Alexander says she loves her climbing frame:
I have a very inferior arrangement for drying clothes indoors – I'll have to think of upgrading. I'm sure Perdita has grown since I saw her a week ago. I'm pretty sure I knit those socks, although I can't remember what they are. In 2012 I did Regia's “Bedroom at Arles” for Alexander and “Restaurant de la Sirene” for Ketki, from their Van Gogh series. Maybe one of those? The green plastic insect has come home with her, a new toy.
...That much yesterday morning, and then the events of the day supervened. James is here, and he had orders to take me to a GP. Ours now offers an “open access” system first thing in the morning. Off we went. I don't know that much was accomplished, but we had a good talk with a nice dr (a stranger to me) and at least the practice is aware that they will have to start monitoring my blood and my rat poison consumption soon.
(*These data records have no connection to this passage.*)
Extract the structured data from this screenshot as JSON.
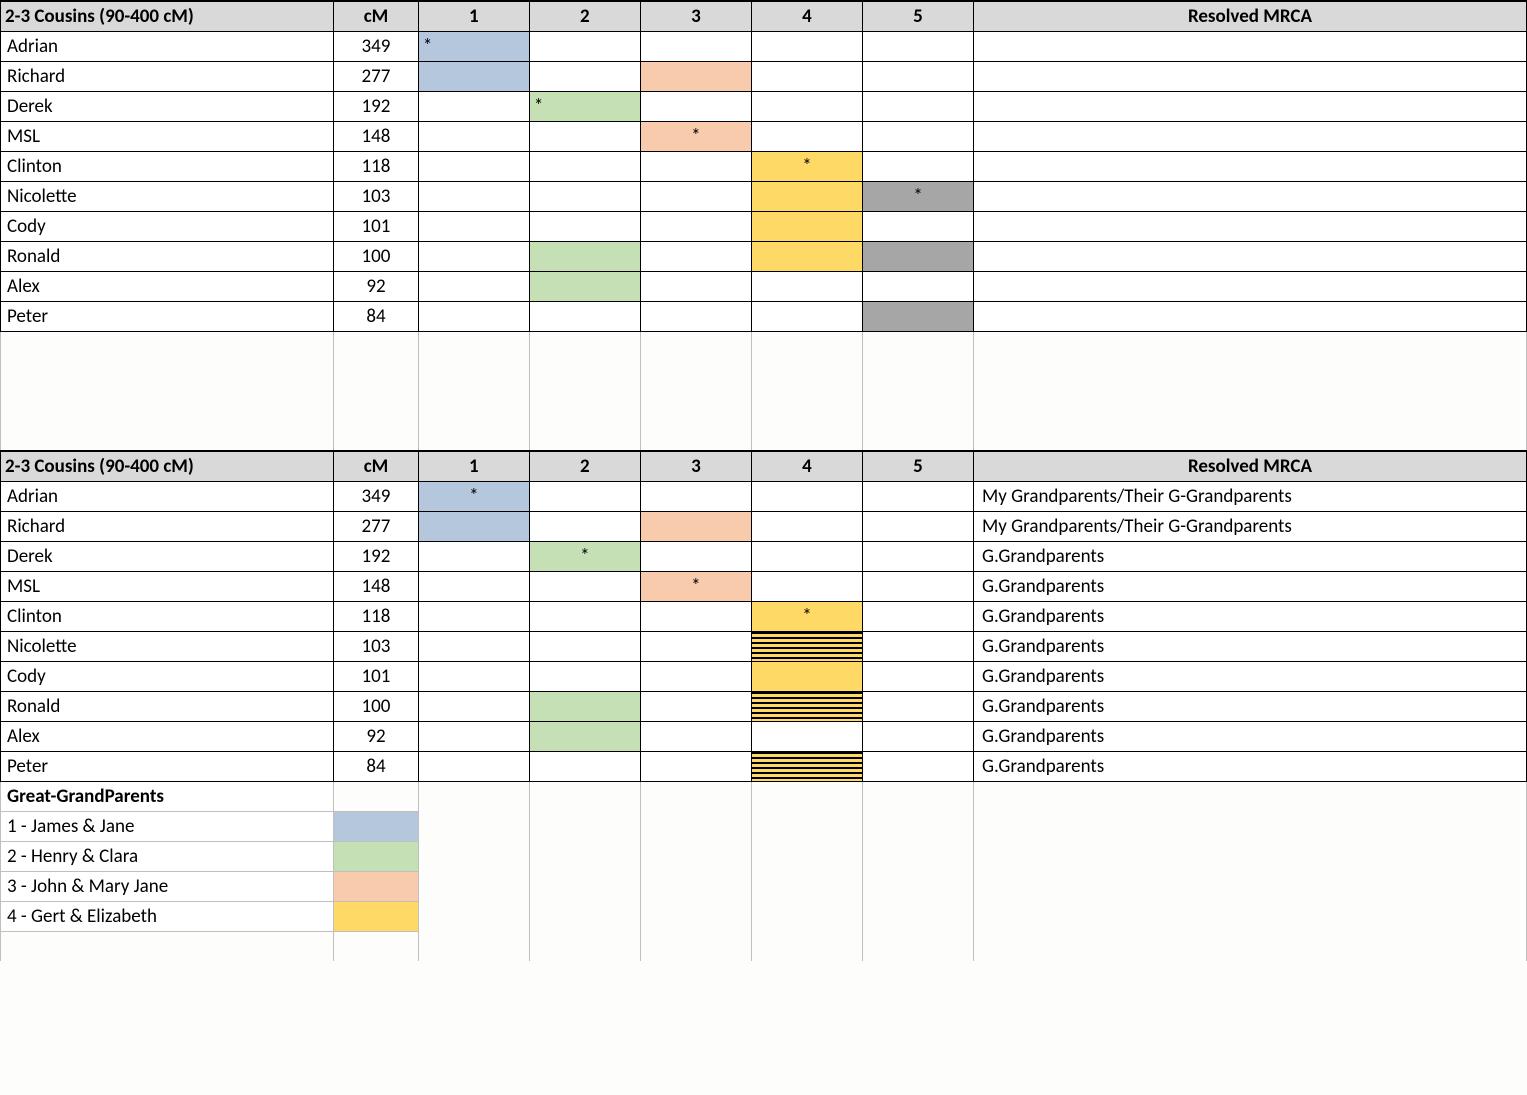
{
  "headers": {
    "title": "2-3 Cousins  (90-400 cM)",
    "cm": "cM",
    "g1": "1",
    "g2": "2",
    "g3": "3",
    "g4": "4",
    "g5": "5",
    "mrca": "Resolved MRCA"
  },
  "colors": {
    "blue": "#b4c7dc",
    "green": "#c5e0b4",
    "salmon": "#f8cbad",
    "yellow": "#ffd966",
    "gray": "#a6a6a6"
  },
  "table1": [
    {
      "name": "Adrian",
      "cm": "349",
      "cells": [
        {
          "c": "blue",
          "t": "*",
          "left": true
        },
        {},
        {},
        {},
        {}
      ],
      "mrca": ""
    },
    {
      "name": "Richard",
      "cm": "277",
      "cells": [
        {
          "c": "blue"
        },
        {},
        {
          "c": "salmon"
        },
        {},
        {}
      ],
      "mrca": ""
    },
    {
      "name": "Derek",
      "cm": "192",
      "cells": [
        {},
        {
          "c": "green",
          "t": "*",
          "left": true
        },
        {},
        {},
        {}
      ],
      "mrca": ""
    },
    {
      "name": "MSL",
      "cm": "148",
      "cells": [
        {},
        {},
        {
          "c": "salmon",
          "t": "*"
        },
        {},
        {}
      ],
      "mrca": ""
    },
    {
      "name": "Clinton",
      "cm": "118",
      "cells": [
        {},
        {},
        {},
        {
          "c": "yellow",
          "t": "*"
        },
        {}
      ],
      "mrca": ""
    },
    {
      "name": "Nicolette",
      "cm": "103",
      "cells": [
        {},
        {},
        {},
        {
          "c": "yellow"
        },
        {
          "c": "gray",
          "t": "*"
        }
      ],
      "mrca": ""
    },
    {
      "name": "Cody",
      "cm": "101",
      "cells": [
        {},
        {},
        {},
        {
          "c": "yellow"
        },
        {}
      ],
      "mrca": ""
    },
    {
      "name": "Ronald",
      "cm": "100",
      "cells": [
        {},
        {
          "c": "green"
        },
        {},
        {
          "c": "yellow"
        },
        {
          "c": "gray"
        }
      ],
      "mrca": ""
    },
    {
      "name": "Alex",
      "cm": "92",
      "cells": [
        {},
        {
          "c": "green"
        },
        {},
        {},
        {}
      ],
      "mrca": ""
    },
    {
      "name": "Peter",
      "cm": "84",
      "cells": [
        {},
        {},
        {},
        {},
        {
          "c": "gray"
        }
      ],
      "mrca": ""
    }
  ],
  "table2": [
    {
      "name": "Adrian",
      "cm": "349",
      "cells": [
        {
          "c": "blue",
          "t": "*"
        },
        {},
        {},
        {},
        {}
      ],
      "mrca": " My Grandparents/Their G-Grandparents"
    },
    {
      "name": "Richard",
      "cm": "277",
      "cells": [
        {
          "c": "blue"
        },
        {},
        {
          "c": "salmon"
        },
        {},
        {}
      ],
      "mrca": " My Grandparents/Their G-Grandparents"
    },
    {
      "name": "Derek",
      "cm": "192",
      "cells": [
        {},
        {
          "c": "green",
          "t": "*"
        },
        {},
        {},
        {}
      ],
      "mrca": "G.Grandparents"
    },
    {
      "name": "MSL",
      "cm": "148",
      "cells": [
        {},
        {},
        {
          "c": "salmon",
          "t": "*"
        },
        {},
        {}
      ],
      "mrca": "G.Grandparents"
    },
    {
      "name": "Clinton",
      "cm": "118",
      "cells": [
        {},
        {},
        {},
        {
          "c": "yellow",
          "t": "*"
        },
        {}
      ],
      "mrca": "G.Grandparents"
    },
    {
      "name": "Nicolette",
      "cm": "103",
      "cells": [
        {},
        {},
        {},
        {
          "c": "hatched"
        },
        {}
      ],
      "mrca": "G.Grandparents"
    },
    {
      "name": "Cody",
      "cm": "101",
      "cells": [
        {},
        {},
        {},
        {
          "c": "yellow"
        },
        {}
      ],
      "mrca": "G.Grandparents"
    },
    {
      "name": "Ronald",
      "cm": "100",
      "cells": [
        {},
        {
          "c": "green"
        },
        {},
        {
          "c": "hatched"
        },
        {}
      ],
      "mrca": "G.Grandparents"
    },
    {
      "name": "Alex",
      "cm": "92",
      "cells": [
        {},
        {
          "c": "green"
        },
        {},
        {},
        {}
      ],
      "mrca": "G.Grandparents"
    },
    {
      "name": "Peter",
      "cm": "84",
      "cells": [
        {},
        {},
        {},
        {
          "c": "hatched"
        },
        {}
      ],
      "mrca": "G.Grandparents"
    }
  ],
  "legend": {
    "title": "Great-GrandParents",
    "items": [
      {
        "label": "1 - James & Jane",
        "color": "blue"
      },
      {
        "label": "2 - Henry & Clara",
        "color": "green"
      },
      {
        "label": "3 - John & Mary Jane",
        "color": "salmon"
      },
      {
        "label": "4 - Gert & Elizabeth",
        "color": "yellow"
      }
    ]
  }
}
Here is Perdita, home again, the knitter's kitten:
Zite produced this yesterday – you may already know about it. Susan Crawford (“A Stitch in Time”) has re-created 25 patterns from the Shetland Museum – not “after” or “inspired by”, but the actual patterns, stitch by stitch. The book will be published later this year. She is raising funds by “crowdfunding” for the costs of photography and publishing.
You may be too late already. When I got there yesterday morning, she had about half of the £12,000 she was seeking. By the time I made my contribution later in the day, she was only £1500 short of the goal. By now, she needs less than £500 pounds – with two days gone of the 30-day campaign.
I would have put in a bit more, but larger contributions are to be rewarded not only with the book, but with yarn to knit one of the projects and the last thing we need around here is more yarn.
So that's one to look forward to.
Nearly there. The top border is ten rows deep – seven of near-st-st, with a few yo's and k3tog's to provide a finish for the lozenges; and three rows of garter stitch. Yarn was running out, and there was a real temptation, after row five, to leave out the next two long rows and go straight to the garter stitch. I decided to be brave and to trust Kate.
And it's come out all right (I think). I am now casting off, using the yarnover cast off for stretchiness as you warned me to do. It must use twice as much yarn as a normal cast-off. I'm more than half-way along – it's slow work – and I think I will finish with inches of yarn to spare. The Women's Singles Final this afternoon should see it done. I don't see how Serena can lose.
I continue to feel pretty well, and much less anxious than before all this started, My poor husband is resigned to his fate, and much less disagreeable than before. My visits are shorter than they were. I think that's a good idea. James and I had a conference yesterday with dr and OT and a silent oriental. The strong advice was to leave things as they are until the care package is ready – not to try to get him home earlier with private care.